Free Your Data & the Apps Will Follow – But what About Security?

About Author

Mark O’Neill is CTO of Vordel, a company which enables companies to connect to mobile and cloud

Application Programming Interfaces (API) represent such an important technology trend, that new business models are evolving on top of them, and this has led to the term “The API economy”. The API economy encompasses API developers, the businesses providing the APIs, the businesses hosting APIs and app developers. This growing API economy has resulted in a switch in the mindset of many organizations that are now making access to internal data readily available to third parties, enabling partners and customers to develop value-added applications on top of this data. As such, many organizations no longer hold information close, but actually are seeking to make it available for external developers to write apps on top of the data. While many organizations are naturally concerned about the security risks posed by opening up and sharing access to data and indeed how they can derive long-term revenues from new API-led business models, the good news is that these concerns are being addressed. In fact, if organizations are not prepared to play in the API economy, they run an even greater risk of being left behind. In this article we look at some of the security challenges APIs pose, and how these can be addressed to ensure organizations don’t miss out on the opportunities API offer.

The Organization is now the Platform

APIs thrive on data. Examples include shipping information APIs (shipping data), financial quote APIs (financial data), and geographic APIs (location data). The popular maxim around the API economy notes that if an organization is willing to free its data, the applications will follow.

This new paradigm shift driven by APIs has also impacted at board room level. CEOs now expect their CIOs and CTOs to be able to showcase iPhone and Android app versions of their latest service offerings. However rather than asking “why are we not building iPhone applications,” the CEO should be asking, “why aren’t we allowing others to write iPhone applications on top of our data?” In other words, the goal of the organization should be to become a transparent platform for serving up data to third parties who can develop mobile apps on top of this platform. This means that the business effectively becomes a platform. For example, if a Financial Services company provides APIs enabling any developer to write the application, then it becomes a platform itself.

Secure API Delivery

So we’ve seen how APIs enable enterprises to deliver business services via Cloud, mobile, and partner channels quickly and flexibly. Enterprises need an agile API Server platform to ensure quick time-to-market with new business services. APIs handle critical business transactions and often have direct impact on customer interactions and business’s ability to execute. Poor API security and performance can result in lost sales, missed opportunities and inability to deliver. Every API requires a supporting infrastructure to make sure the APIs are properly managed, delivered, and secured.

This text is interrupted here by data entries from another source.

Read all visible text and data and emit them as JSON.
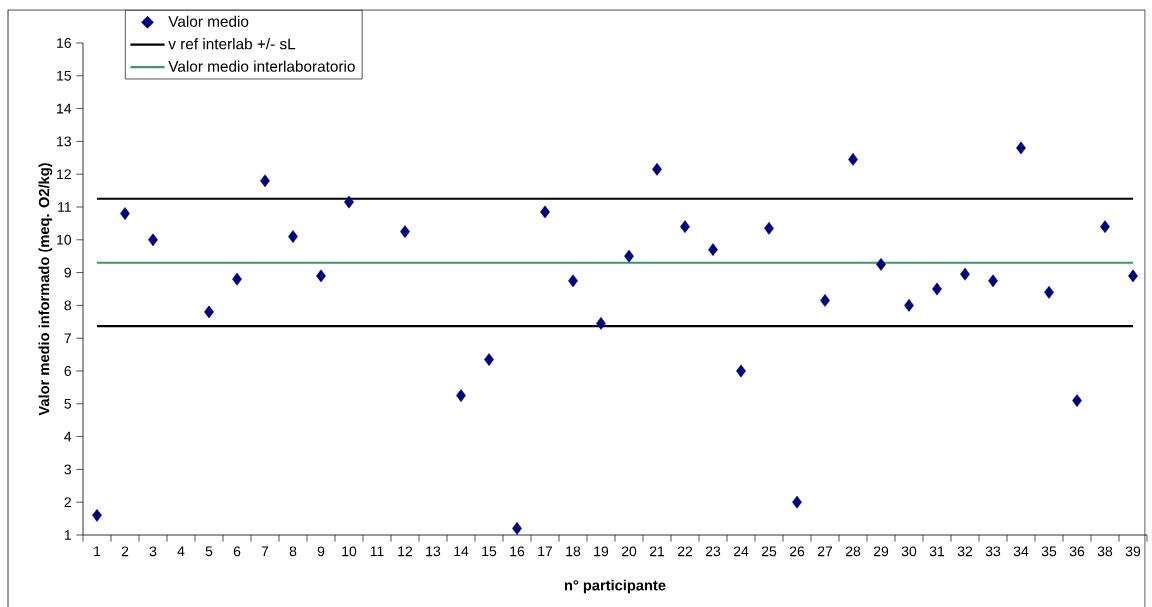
{
  "chart_data": {
    "type": "scatter",
    "xlabel": "n° participante",
    "ylabel": "Valor medio informado (meq. O2/kg)",
    "categories": [
      "1",
      "2",
      "3",
      "4",
      "5",
      "6",
      "7",
      "8",
      "9",
      "10",
      "11",
      "12",
      "13",
      "14",
      "15",
      "16",
      "17",
      "18",
      "19",
      "20",
      "21",
      "22",
      "23",
      "24",
      "25",
      "26",
      "27",
      "28",
      "29",
      "30",
      "31",
      "32",
      "33",
      "34",
      "35",
      "36",
      "38",
      "39"
    ],
    "series": [
      {
        "name": "Valor medio",
        "color": "#000080",
        "marker": "diamond",
        "values": [
          1.6,
          10.8,
          10.0,
          null,
          7.8,
          8.8,
          11.8,
          10.1,
          8.9,
          11.15,
          null,
          10.25,
          null,
          5.25,
          6.35,
          1.2,
          10.85,
          8.75,
          7.45,
          9.5,
          12.15,
          10.4,
          9.7,
          6.0,
          10.35,
          2.0,
          8.15,
          12.45,
          9.25,
          8.0,
          8.5,
          8.95,
          8.75,
          12.8,
          8.4,
          5.1,
          10.4,
          8.9
        ]
      }
    ],
    "ylim": [
      1,
      16
    ],
    "yticks": [
      1,
      2,
      3,
      4,
      5,
      6,
      7,
      8,
      9,
      10,
      11,
      12,
      13,
      14,
      15,
      16
    ],
    "ref_lines": [
      {
        "axis": "y",
        "value": 11.25,
        "label": "v ref interlab +/- sL",
        "color": "#000000"
      },
      {
        "axis": "y",
        "value": 7.37,
        "color": "#000000"
      },
      {
        "axis": "y",
        "value": 9.3,
        "label": "Valor medio interlaboratorio",
        "color": "#3a9a6a"
      }
    ],
    "grid": false,
    "legend": "top left"
  }
}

Strong security is also essential as organizations need to monitor any suspicious usage of APIs in order that their APIs can be safely deployed, without compromising the data. Critical business functions such as ordering, fulfilment and payment are conducted via APIs. Attacks on these business critical services can result in loss of revenue and sensitive data. On the one hand, “enemy fire” attacks and exploits are becoming more sophisticated and organized, while on the other hand, the proliferation of API clients is subjecting APIs to increased levels of "friendly fire" from poorly engineered or malfunctioning clients. Organizations need to protect their APIs from both enemy and friendly fire alike.

Protect APIs Against Enemy and Friendly Fire

Threats that organizations need to consider protecting their enterprises against include such all common attacks as outlined in the NIST SP800-95 document "Common Attacks Against Web Services"[i] which include:

• Denial of service attacks
• Command injection attacks
• Malicious code, virus
• Sniffing
• Spoofing, tampering, and impersonation
• Data harvesting
• Privilege escalation
• Reconnaissance

The increase in both number and variety of API clients can also lead to a larger number of poorly engineered clients, as well as an increase in incidents of client malfunction. A misbehaving client repeatedly sending requests can cause as much damage as a denial-of-service attack. Organizations need to protect their APIs from potential “friendly fire” by monitoring API call volume and client behaviours. Clients exhibiting disruptive behaviours can be blocked or throttled.

Conclusions

APIs are increasingly being exposed to larger and more diverse populations of developers and applications. With this increased exposure, comes inevitably increased levels of operational and security risks. To guarantee good availability and user experience; IT must have security, control and monitoring capabilities as part of its API delivery platform. Having an API Server to manage, deliver and secure APIs is central to any coherent API strategy.